Il tempo dei contaminati
È passato il tempo della specializzazione. Oggi, come in epoca premoderna, la polimatia non è solo una possibilità, ma una necessità. Non facciamoci ingannare dal suono strano: polimatia, in greco, ha un significato al tempo stesso semplice e profondo. Significa, infatti, «imparare tante cose», da tanti ambiti diversi. Mischiando digitale e materiale in vista delle future transizioni.
Insegnare a imparare
Tanto è vero che stanno nascendo università interdisciplinari, ideate nel segno della contaminazione. La prima, nel 2017, è stata la London Interdisciplinary School, che ha un unico corso di laurea: il Bachelor in Art and Science. Un corso istituito con l’obiettivo di «insegnare a imparare».
L’idea di imparare (e insegnare) a risolvere i problemi complessi del mondo parte da questa concezione di ibridazione continua, tra saperi, discipline e culture.
Contaminarsi non significa solo unire le forze: significa includere, accogliere, aprirsi e mettersi in una disposizione favorevole all’ascolto
Ne è convinto l’esperto di comunicazione e tecnologie digitali Giulio Xhaet che nel suo #Contaminati (Hoepli, Milano 2020) spiega perché solo i lavoratori che sapranno contaminarsi, dedicandosi alla polimatia potranno sopravvivere alle nuove sfide.
Perché #contaminati (rigorosamente con l’hashtag)? Xhaet lo spiega partendo dal significato dalla parola. «Contaminare deriva dal verbo latino tangere, “toccare”. In senso originario, il “contaminato” è colui che si pone a contatto con qualcosa, che si mescola con elementi eterogenei».
Ibridarsi e contaminarsi
Un sinonimo di “contaminato” è “interdisciplinare” per cui, aggiunge, «parliamo di individui che si muovono tra discipline diverse. Traslando questa parola nel mondo del lavoro, emergono persone con caratteristiche fortemente in accordo con i nostri giorni».
Muoversi tra discipline, saperi e culture diverse è una capacità che sta acquisendo sempre più importanza rispetto al passato. I contaminati, per Xhaet, «sono la risposta a una vita professionale più lunga, intensa e incerta».
Sono anche la risposta umana «all’intelligenza artificiale che spopola nelle aziende». Le qualità di questi lavoratori contaminati, d’altronde, «sono sempre più richieste, perché solo loro, col loro mix di saperi, riescono a spingersi in luoghi inaccessibili agli algoritmi».
«Università e business school», racconta ancora Xhaet, «si sono dimostrate perlopiù inadeguate a formare persone» di questo tipo.
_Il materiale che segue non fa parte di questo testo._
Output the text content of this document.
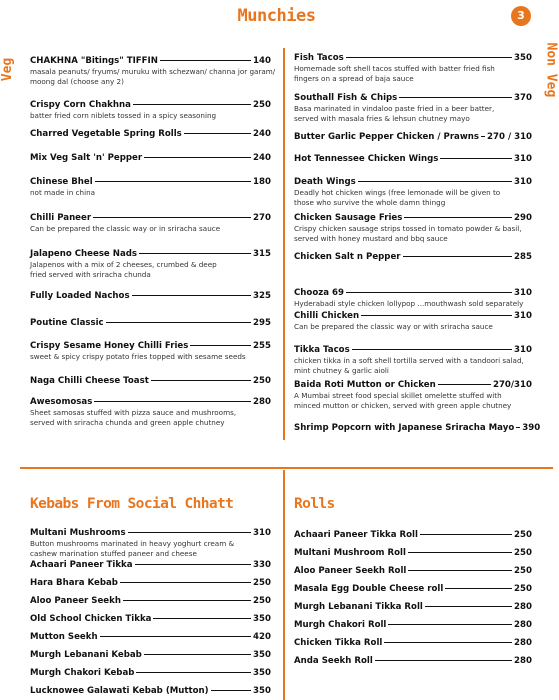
Munchies	3
Veg	Non Veg
CHAKHNA "Bitings" TIFFIN	140
masala peanuts/ fryums/ muruku with schezwan/ channa jor garam/
moong dal (choose any 2)
Crispy Corn Chakhna	250
batter fried corn niblets tossed in a spicy seasoning
Charred Vegetable Spring Rolls	240
Mix Veg Salt 'n' Pepper	240
Chinese Bhel	180
not made in china
Chilli Paneer	270
Can be prepared the classic way or in sriracha sauce
Jalapeno Cheese Nads	315
Jalapenos with a mix of 2 cheeses, crumbed & deep
fried served with sriracha chunda
Fully Loaded Nachos	325
Poutine Classic	295
Crispy Sesame Honey Chilli Fries	255
sweet & spicy crispy potato fries topped with sesame seeds
Naga Chilli Cheese Toast	250
Awesomosas	280
Sheet samosas stuffed with pizza sauce and mushrooms,
served with sriracha chunda and green apple chutney
Fish Tacos	350
Homemade soft shell tacos stuffed with batter fried fish
fingers on a spread of baja sauce
Southall Fish & Chips	370
Basa marinated in vindaloo paste fried in a beer batter,
served with masala fries & lehsun chutney mayo
Butter Garlic Pepper Chicken / Prawns 270 / 310
Hot Tennessee Chicken Wings	310
Death Wings	310
Deadly hot chicken wings (free lemonade will be given to
those who survive the whole damn thingg
Chicken Sausage Fries	290
Crispy chicken sausage strips tossed in tomato powder & basil,
served with honey mustard and bbq sauce
Chicken Salt n Pepper	285
Chooza 69	310
Hyderabadi style chicken lollypop ...mouthwash sold separately
Chilli Chicken	310
Can be prepared the classic way or with sriracha sauce
Tikka Tacos	310
chicken tikka in a soft shell tortilla served with a tandoori salad,
mint chutney & garlic aioli
Baida Roti Mutton or Chicken	270/310
A Mumbai street food special skillet omelette stuffed with
minced mutton or chicken, served with green apple chutney
Shrimp Popcorn with Japanese Sriracha Mayo 390
Kebabs From Social Chhatt
Multani Mushrooms	310
Button mushrooms marinated in heavy yoghurt cream &
cashew marination stuffed paneer and cheese
Achaari Paneer Tikka	330
Hara Bhara Kebab	250
Aloo Paneer Seekh	250
Old School Chicken Tikka	350
Mutton Seekh	420
Murgh Lebanani Kebab	350
Murgh Chakori Kebab	350
Lucknowee Galawati Kebab (Mutton)	350
Rolls
Achaari Paneer Tikka Roll	250
Multani Mushroom Roll	250
Aloo Paneer Seekh Roll	250
Masala Egg Double Cheese roll	250
Murgh Lebanani Tikka Roll	280
Murgh Chakori Roll	280
Chicken Tikka Roll	280
Anda Seekh Roll	280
Ma non è difficile trovare modelli educativi differenti, «che cercano di adattarsi alla crescente velocità, complessità e interconnessione del mondo».
Dove trovarli? In tutti quei contesti che sanno ibridare competenze umanistiche e scientifiche. Bisogna sapersi muovere, quasi “surfare”, tra questi due campi, per crearne un terzo. La qualità dell’umano contaminato, osserva l’Autore, è proprio questa capacità di muoversi rompendo muri. Per questa ragione, diversity, inclusione e contaminazione parlano lo stesso linguaggio.
Il link learning e la sfida dell’AI
Intrecciato a questi elementi ne troviamo un altro, fondamentale: è «l’intelligenza artificiale, che sta erodendo mansioni sinora svolte dagli esseri umani». «Chi – si chiede Xhaet – riuscirà a collaborare con le macchine senza farsi sostituire da chatbot e assistenti digitali?».
La rivoluzione dell’intelligenza artificiale, spiegava d’altronde già Yuval Noah Harari, «non sarà un singolo evento spartiacque a seguito del quale il mercato del lavoro si assesterà su un nuovo equilibrio. Sarà invece una cascata di eventi sempre più traumatici».
Per prepararsi e superare questa cascata servono nuove mappe. Serve quello che Xhaet definisce un «fil rouge che tenga insieme i pezzi del puzzle: la contaminazione».
Il “contaminato” si mescola con elementi eterogenei valorizzando la diversità
Solo una conoscenza umana, qualitativamente “ibridata”, può sfidare gli algoritmi non sul proprio terreno. Ma su un terreno dove proprio gli algoritmi si muovono a fatica: le connessioni, le intersezioni, le strade che si aprono improvvise grazie a un mix di intuizione, sensibilità e cultura.
Link learning è la parola chiave: «bisogna imparare a trovare link insospettati, maturando competenze a prova di futuro».
Come? Xhaet lo sintetizza in questo modo «danzando tra le culture, attingendo da mondi diversi». Senza diventare “tuttologi”, ma mostrando quella capacità di dialogo che sarà sempre più richiesta nel domani oramai prossimo che ci attende. Con tutte le sue sfide, le sue opportunità, le sue strade da scoprire.